Representatives of the National Quality Forum are trying to make it easier for hospitals to install antibiotic stewardship programs by offering a playbook for doing so that fits all hospitals’ circumstances.

Recognizing that a one-size-fits-all approach won’t work for creating programs making better use of antibiotics, the playbook — “Antibiotic Stewardship in Acute-care Hospitals: A Practical Playbook from NQF” — was designed for all size hospitals and for different levels of stewardship.

The playbook couldn't be more timely, following word that a U.S. resident has been found to carry a form of E. Coli that is resistant to the antibiotic used to treat it in "last resort" situations.

The guide arrives in advance of “significant levers” coming down the pike that will give hospitals incentive to develop a strong stewardship program, says Sara Cosgrove, M.D., director of the antimicrobial stewardship program at Johns Hopkins Hospital, where she also is associate professor of medicine, division of infectious diseases, at a telebriefing for the press. The Centers for Medicare & Medicaid Services is planning to make stewardship part of the Conditions of Participation in the Medicare program, and the Joint Commission also is developing a standard, Cosgrove says.
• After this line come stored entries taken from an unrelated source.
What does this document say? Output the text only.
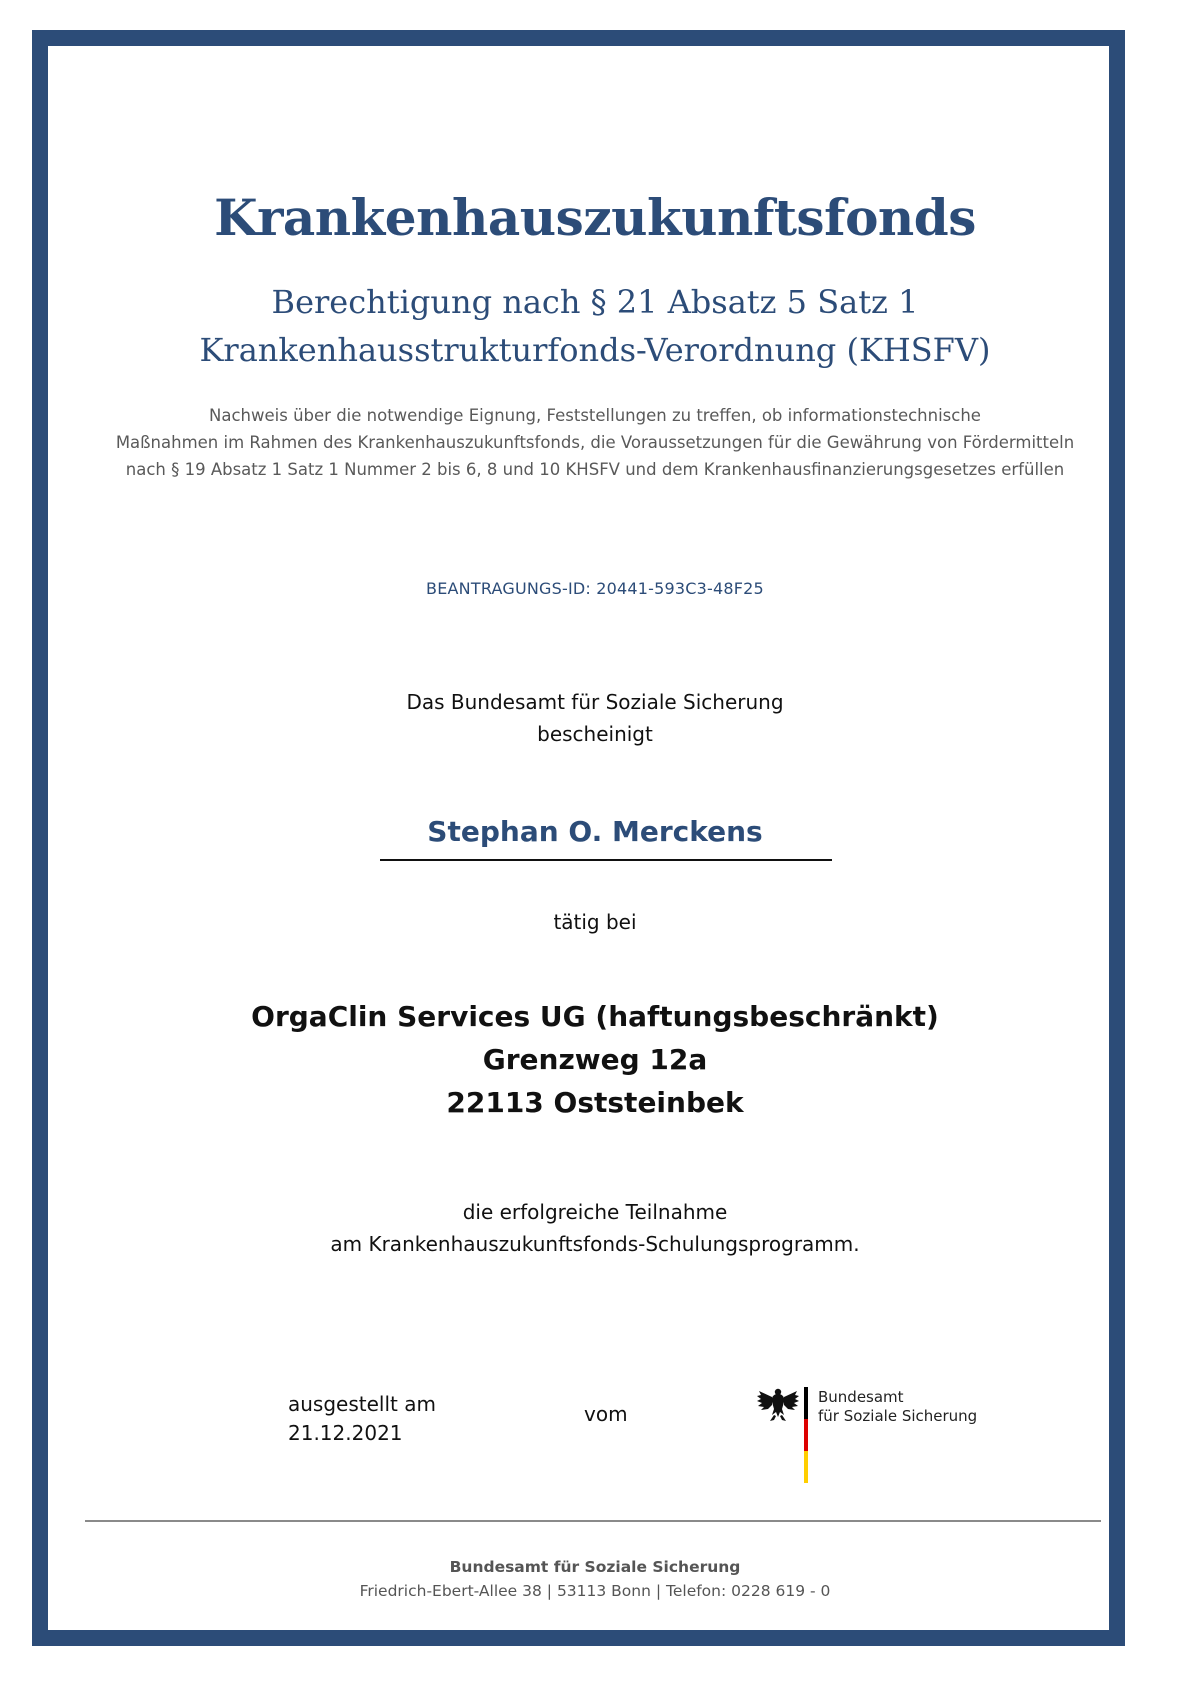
Krankenhauszukunftsfonds
Berechtigung nach § 21 Absatz 5 Satz 1
Krankenhausstrukturfonds-Verordnung (KHSFV)
Nachweis über die notwendige Eignung, Feststellungen zu treffen, ob informationstechnische
Maßnahmen im Rahmen des Krankenhauszukunftsfonds, die Voraussetzungen für die Gewährung von Fördermitteln
nach § 19 Absatz 1 Satz 1 Nummer 2 bis 6, 8 und 10 KHSFV und dem Krankenhausfinanzierungsgesetzes erfüllen
BEANTRAGUNGS-ID: 20441-593C3-48F25
Das Bundesamt für Soziale Sicherung
bescheinigt
Stephan O. Merckens
tätig bei
OrgaClin Services UG (haftungsbeschränkt)
Grenzweg 12a
22113 Oststeinbek
die erfolgreiche Teilnahme
am Krankenhauszukunftsfonds-Schulungsprogramm.
ausgestellt am
21.12.2021
vom
Bundesamt
für Soziale Sicherung
Bundesamt für Soziale Sicherung
Friedrich-Ebert-Allee 38 | 53113 Bonn | Telefon: 0228 619 - 0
“All hospitals need to be concerned about who’s running their stewardship program, (and) how their stewardship is supported, she says.

The issue is important because microbial infections are increasingly becoming immune to the current lineup of antibiotics, and some in health care are struggling to reduce inappropriate use of the drugs.

 “We don’t do a good job of using antibiotics in the health care field,” says Arjun Srinivasan, M.D., associate director for healthcare-associated infection prevention programs in the Division of Healthcare Quality Promotion at the Centers for Disease Control and Prevention National Center for Emerging and Zoonotic Infectious Diseases, at the telebriefing.

Included are seven strategies specifically for hospitals to install a successful antibiotic stewardship program:

  1. Leadership Commitment: Dedicate necessary resources.

  2. Accountability: Appoint a single leader responsible for program outcomes ; experience with successful programs shows that a physician leader is effective.
  3. Drug Expertise: Appoint a single pharmacist leader responsible for working to improve antibiotic use.
  4. Action: Implement at least one recommended action.
  5. Tracking: Monitor process measures, impact on patients, antibiotic use, and resistance.
  6. Reporting: Provide the above information regularly to doctors, nurses, and relevant staff.
  7. Education: Keep clinicians informed about disease state management, resistance, and optimal prescribing.

Part of the problem is that there is a lack of resources for smaller hospitals, which in general are not as far along in creating stewardship programs as larger hospitals are, according to Srinivasan.

Nonetheless, it’s important that they do so. “There is abundant evidence that these antibiotic stewardship programs are able to help us reduce clostridium difficile, antibiotic resistance, and improve patient outcomes and save money at the same time,” Srinivasan says.